Pool was raised in a conservative Beaumont family by a father who, like television’s Archie Bunker, “was fair and equal in his dislike of everyone.” As an adolescent, she was small, her eyesight reliant on coke-bottle lenses. Bullies pounced. Her transition, more than two decades ago, was not without its difficulties, either. In 1999, during one hellacious week, Pool says she was both fired from her job—“I just can’t have anything like you working for me,” her boss told her—and evicted from her Houston-area apartment, with three day’s notice. Her brother has not spoken to her since she came out. “That was a turning point,” she says now, in a raspy East Texas twang. “You either roll over and take it, or you stand up, get a little backbone, and get good and angry.”
LGBT politics provided Pool with a support network and a fresh purpose. She volunteered on Annise Parker’s successful city council campaign in 1997, and went on to serve as president of the Houston Gay, Lesbian, Bisexual and Transgender Political Caucus for more than three years. Mayoral appointments to the Buildings and Standards Commission (2009) and the Police Advisory Commission (2010) followed. Jay Aiyer, a professor of public administration at Texas Southern, thinks that Pool “proved herself to be incredibly knowledgeable about issues and ideas” during her own failed city council bids, over each of the last three municipal cycles. (Four years ago, she missed an at-large run-off by a mere 1,128 votes.)

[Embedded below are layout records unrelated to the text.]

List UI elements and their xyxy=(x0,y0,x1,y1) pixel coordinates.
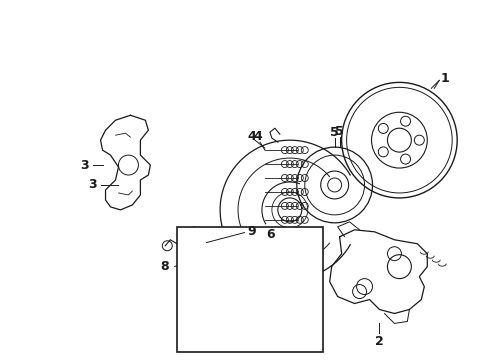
Text: 6: 6 xyxy=(269,230,278,243)
Text: 3: 3 xyxy=(80,158,89,172)
Text: 4: 4 xyxy=(247,130,256,143)
Text: 3: 3 xyxy=(88,179,97,192)
Text: 5: 5 xyxy=(335,125,344,138)
Text: 6: 6 xyxy=(266,228,275,241)
Text: 5: 5 xyxy=(330,126,339,139)
Text: 9: 9 xyxy=(247,225,256,238)
Text: 7: 7 xyxy=(201,321,210,334)
Text: 2: 2 xyxy=(375,335,384,348)
Bar xyxy=(177,226,323,352)
Text: 8: 8 xyxy=(160,260,169,273)
Text: 1: 1 xyxy=(440,72,449,85)
Text: 4: 4 xyxy=(253,130,262,143)
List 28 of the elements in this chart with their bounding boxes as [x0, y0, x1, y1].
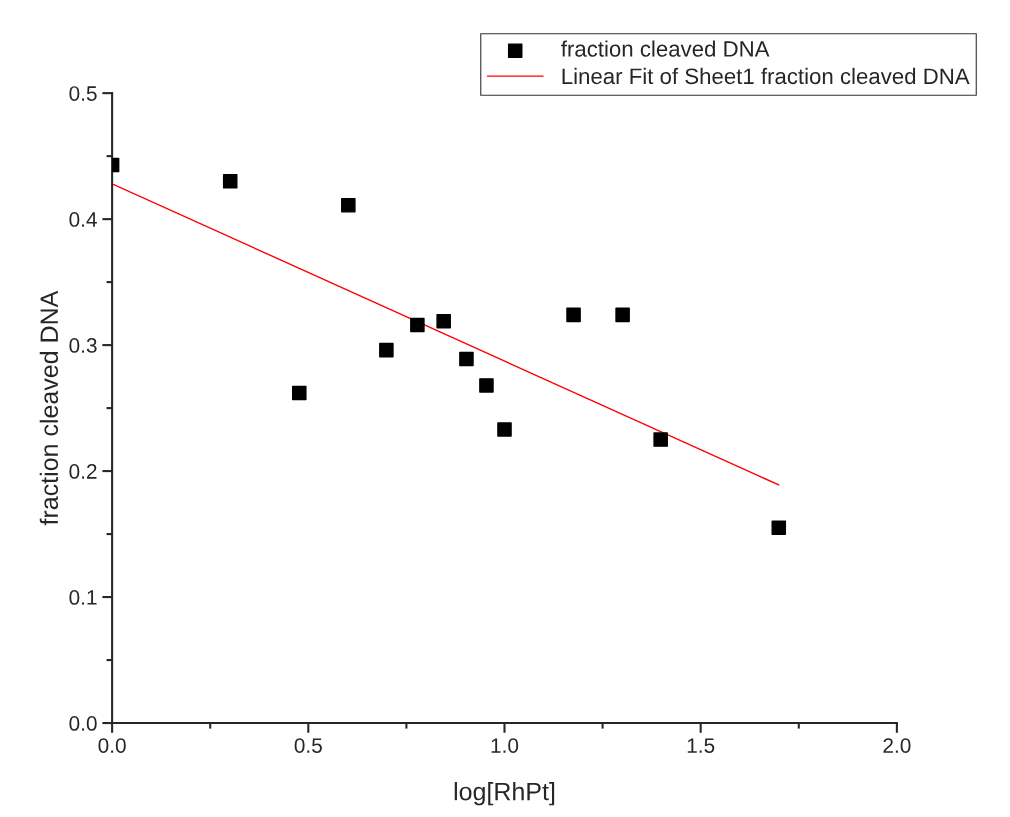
- x-tick-label: 0.5: [294, 738, 322, 753]
- point: [222, 174, 238, 189]
- point: [410, 317, 425, 333]
- point: [615, 307, 630, 323]
- y-tick-label: 0.0: [69, 716, 97, 731]
- legend-label: fraction cleaved DNA: [561, 40, 770, 57]
- x-tick-label: 1.0: [491, 738, 519, 753]
- y-axis-title: fraction cleaved DNA: [39, 290, 59, 526]
- x-tick-label: 2.0: [883, 738, 911, 753]
- y-tick-label: 0.3: [69, 338, 97, 353]
- legend-label: Linear Fit of Sheet1 fraction cleaved DNA: [562, 67, 970, 85]
- y-tick-label: 0.5: [69, 86, 97, 101]
- x-axis-title: log[RhPt]: [454, 782, 555, 806]
- point: [479, 378, 494, 393]
- x-tick-label: 0.0: [98, 738, 126, 753]
- point: [459, 351, 474, 367]
- point: [291, 385, 307, 401]
- y-tick-label: 0.1: [69, 590, 97, 605]
- y-tick-label: 0.4: [69, 212, 97, 227]
- point: [653, 432, 668, 447]
- point: [436, 313, 451, 329]
- x-tick-label: 1.5: [687, 738, 715, 753]
- point: [771, 520, 787, 536]
- point: [497, 422, 512, 437]
- point: [566, 307, 581, 323]
- y-tick-label: 0.2: [69, 464, 97, 479]
- point: [341, 197, 356, 213]
- point: [379, 342, 394, 358]
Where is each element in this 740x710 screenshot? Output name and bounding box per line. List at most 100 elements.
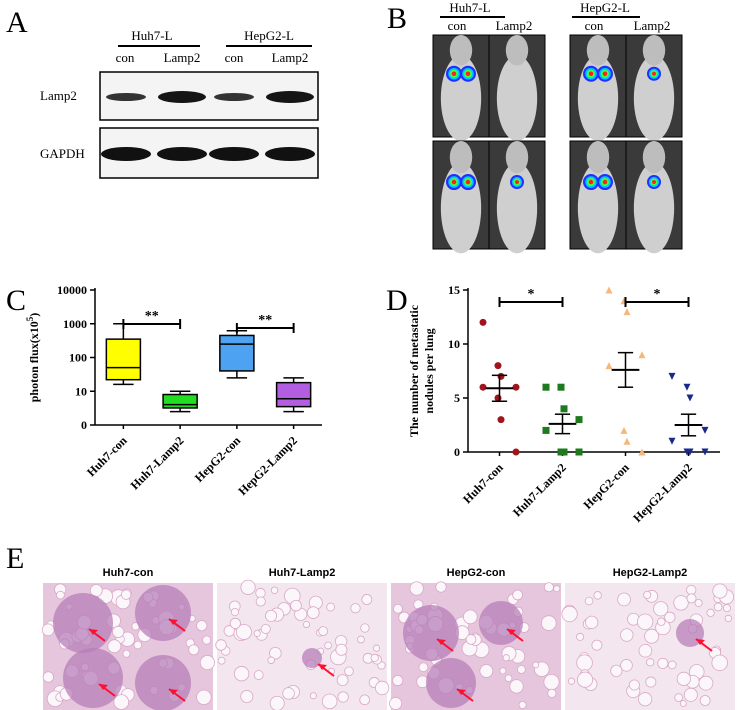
point xyxy=(542,426,550,434)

Precinct 3 covers 400 square miles of the county’s rapidly developing west side. Radack, the respected and well-funded incumbent commissioner, is “a tough nut to crack,” according to Lane Lewis, Harris County Democratic Party Chairman. “He’s been there, and he knows how to wield political strength.” Lewis says his ideal candidate is one that’s willing to work hard for votes, in every corner of the district, which is 1.15 million residents strong. “You want them to raise money, to make phone calls, to be active,” he says. “Some are better at that than others.”
Around her own work schedule, Pool is hitting the trail, barnstorming grocery stores and neighborhood events, trying to build name recognition through social media. (She can’t publicize where she’ll show up, only where she’s been, she says, because of security concerns.) In whatever spare time that’s left, she’ll write poetry or fiddle with movie scripts, stories in which she controls the narrative. At the coffee shop, drumming her French nails against the wood table, Pool confesses that she’s a sucker for happy endings.